On September 17, the U.S. Food and Drug Administration (FDA) approved apalutamide (Erleada) for patients with metastatic castration-sensitive prostate cancer. Apalutamide was initially approved by the FDA in 2018 for patients with nonmetastatic castration-resistant prostate cancer.
Efficacy was demonstrated in TITAN, a randomized, double-blind, placebo-controlled, multicenter phase III trial that enrolled 1,052 patients with metastatic castration-sensitive prostate cancer. Patients received either oral apalutamide at 240 mg daily or placebo. All patients received androgen-deprivation therapy consisting of either concomitant gonadotropin-releasing hormone analog or prior bilateral orchiectomy. Patients with both high- and low-volume disease were enrolled in the study.
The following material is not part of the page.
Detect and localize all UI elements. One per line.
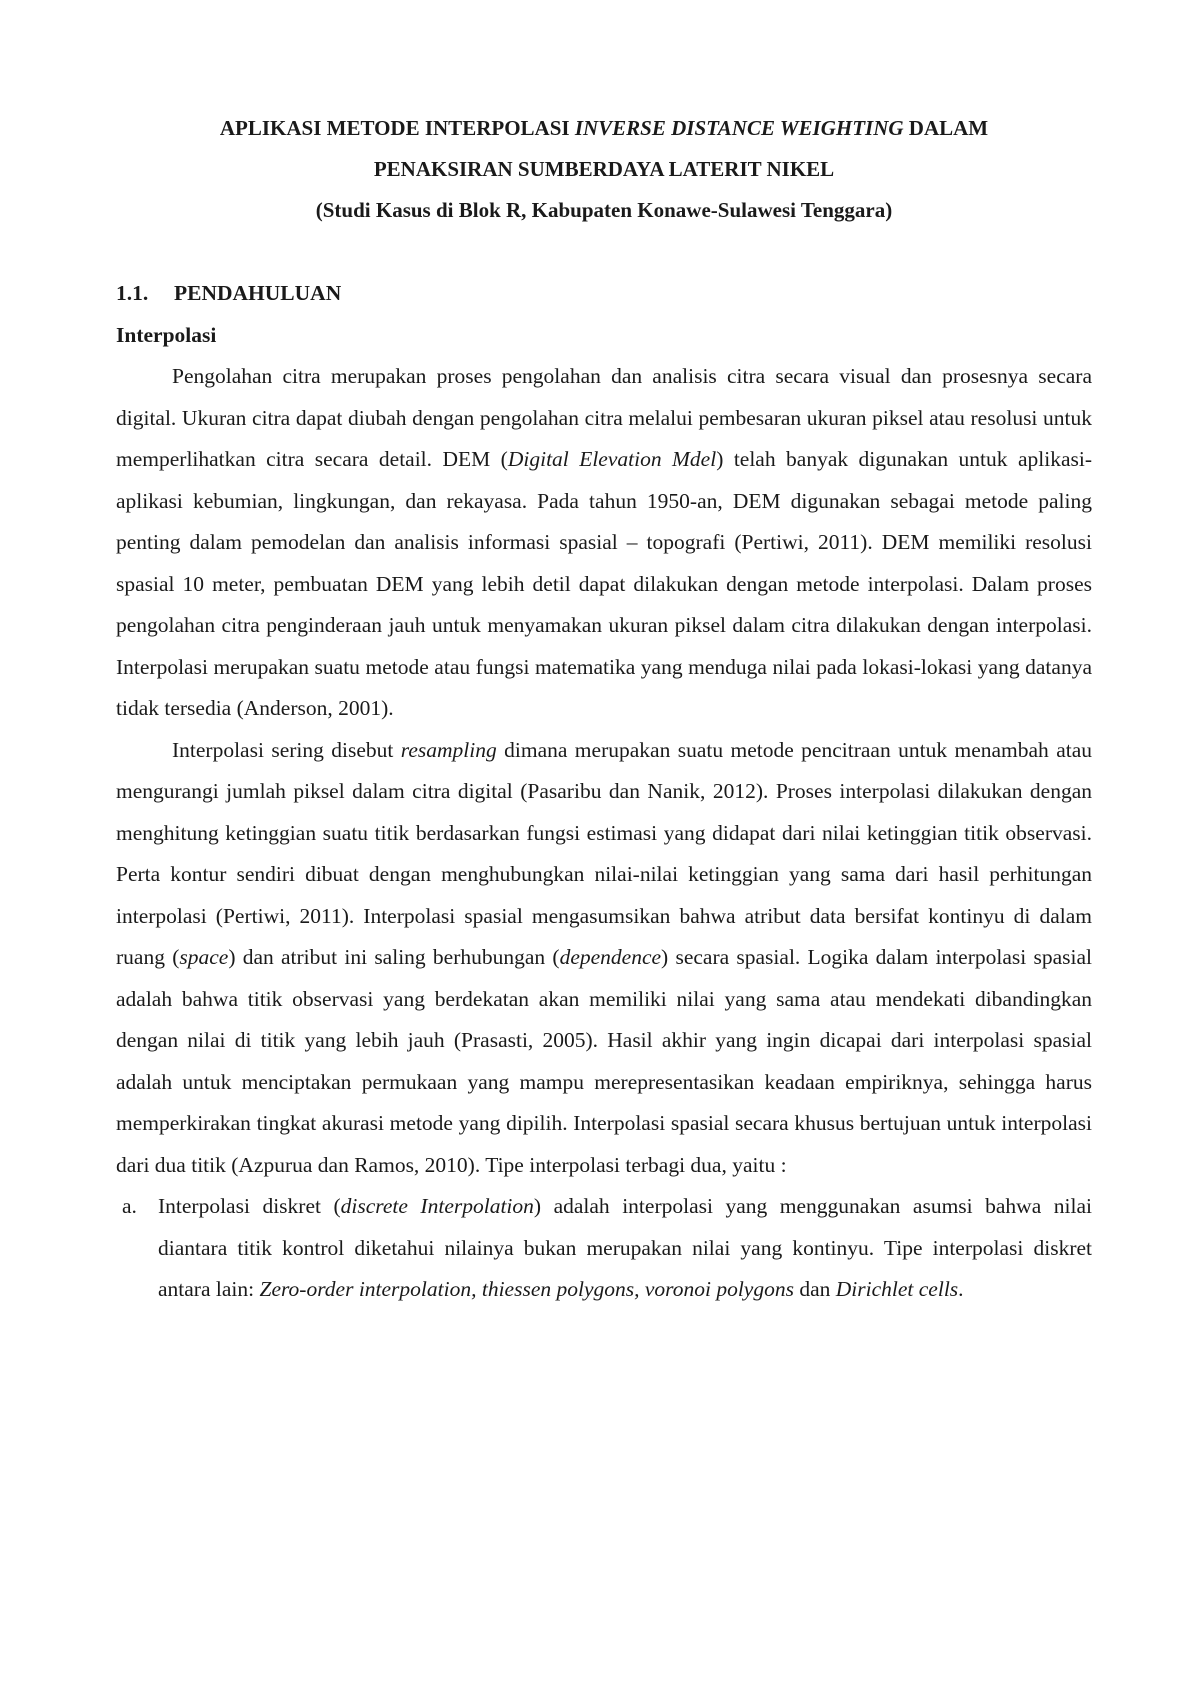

Statistically significant improvements in both overall survival and radiographic progression-free survival were demonstrated. At the time of a prespecified interim analysis, the hazard ratio for overall survival was 0.67 (95% confidence interval [CI] = 0.51–0.89, P = .0053); median overall survival was not reached in either arm. The hazard ratio for the radiographic progression-free survival improvement was 0.48 (95% CI = 0.39–0.60, P < .0001). The median radiographic progression-free survival was not reached with apalutamide plus androgen-deprivation therapy and was 22.1 months with placebo plus ADT.
The most common adverse reactions (incidence ≥ 10%) for patients who received apalutamide were fatigue, arthralgia, rash, decreased appetite, fall, weight decreased, hypertension, hot flush, diarrhea, and fracture.
The recommended dose of apalutamide is 240 mg (four 60-mg tablets) orally once daily with or without food. Patients should also receive a gonadotropin-releasing hormone analog concurrently or should have had bilateral orchiectomy.